I should have known it was a bad idea when The Boy jerked upright and practically threw himself out of the umbrella stroller the second we hit the children's section. But up until that point, our mall expedition for new shoes had been a great success. A little fussing when the shoe salesman measured his foot -- and really, who can blame the kid? those feet measuring things look dangerous -- gave way to babbling over his fancy new Stride Rites. He went through several stores just people watching and shoe grabbing, and I thought a quick trip into Borders to find a Sandra Boynton book for him would be the perfect end to a good trip. Wrong.
Looking back, my first mistake was taking him out of the stroller. But I didn't want him to fall out of it on his head, and I honestly thought The Boy would be happy if he could walk around and if he had a book -- my planner -- of his own to carry and look at. He threw the planner in my general direction and grabbed "Osbert in Love" from the shelves. Apparently he likes penguins. When I wrestled that from him, he wailed and arched backward, making it difficult to shove him in the stroller. But shove I did, and still determined to finish my shopping, I handed him the planner again. The Boy threw it again and yelled.
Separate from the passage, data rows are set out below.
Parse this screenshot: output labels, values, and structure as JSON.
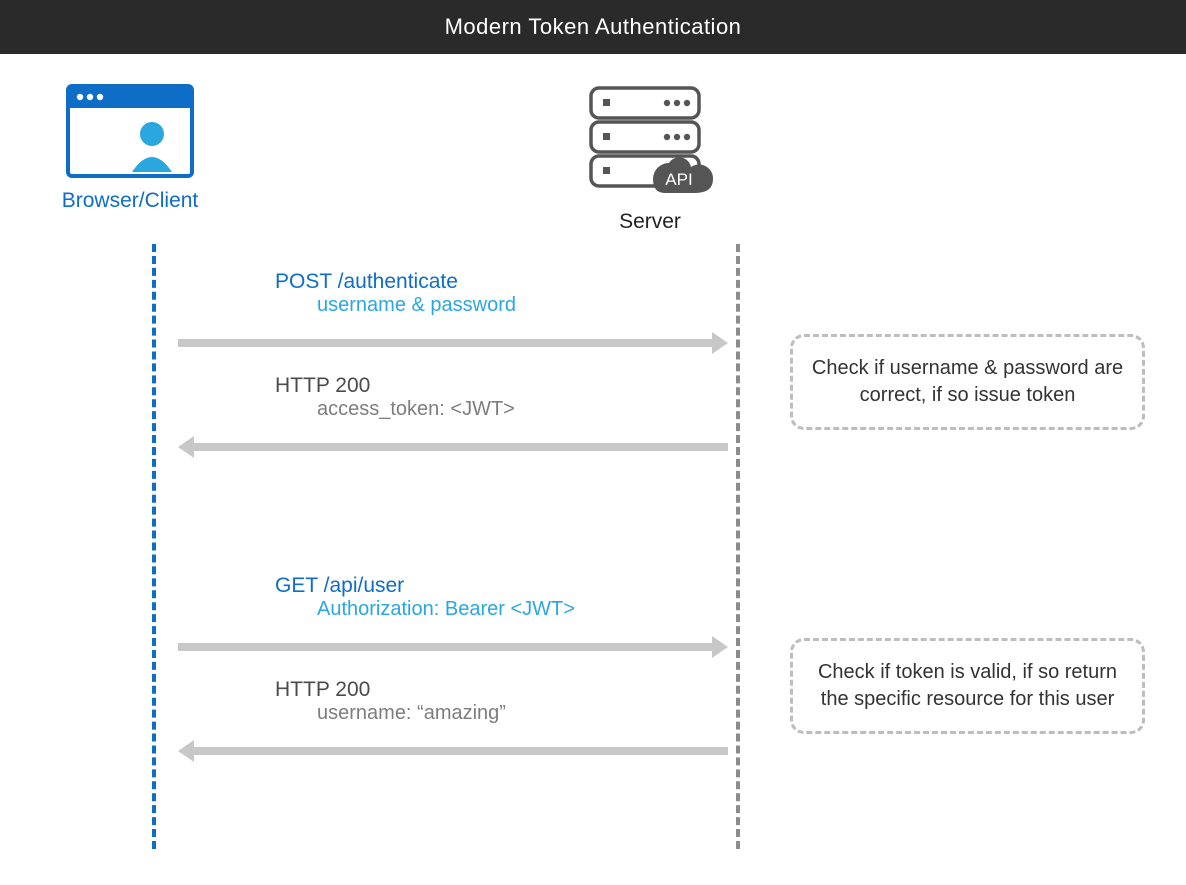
{
  "header": {
    "title": "Modern Token Authentication"
  },
  "actors": {
    "client": {
      "label": "Browser/Client"
    },
    "server": {
      "label": "Server",
      "api_badge": "API"
    }
  },
  "messages": {
    "req1": {
      "line1": "POST /authenticate",
      "line2": "username & password"
    },
    "res1": {
      "line1": "HTTP 200",
      "line2": "access_token: <JWT>"
    },
    "req2": {
      "line1": "GET /api/user",
      "line2": "Authorization: Bearer <JWT>"
    },
    "res2": {
      "line1": "HTTP 200",
      "line2": "username: “amazing”"
    }
  },
  "notes": {
    "note1": "Check if username & password are correct, if so issue token",
    "note2": "Check if token is valid, if so return the specific resource for this user"
  }
}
And, at that point, with my child still wailing and oblivious to my orders to calm down, I decided we were done. I pushed the stroller as fast as I could out the door, thanking god Borders had an exit to the parking lot and cursing the cheap stroller wheels that kept getting stuck and impeding my progress. At one point, as I kicked the stroller and hissed at The Boy to be quiet, I caught an obviously childless girl -- younger than me and carrying a couple chicklit books -- give me the hairy eyeball. She, without a doubt, believed I was raising a brat.
If I'd been at the grocery story or some place I really NEEDED to get something, I would have stayed and The Boy would either have continued to annoy everyone in the place or he would have gotten over it. But this is the first public temper tantrum he's ever had and I didn't need to buy a book. Feeling all twitchy and anxious, I chose to flee. I'm curious, how do you handle public meltdowns?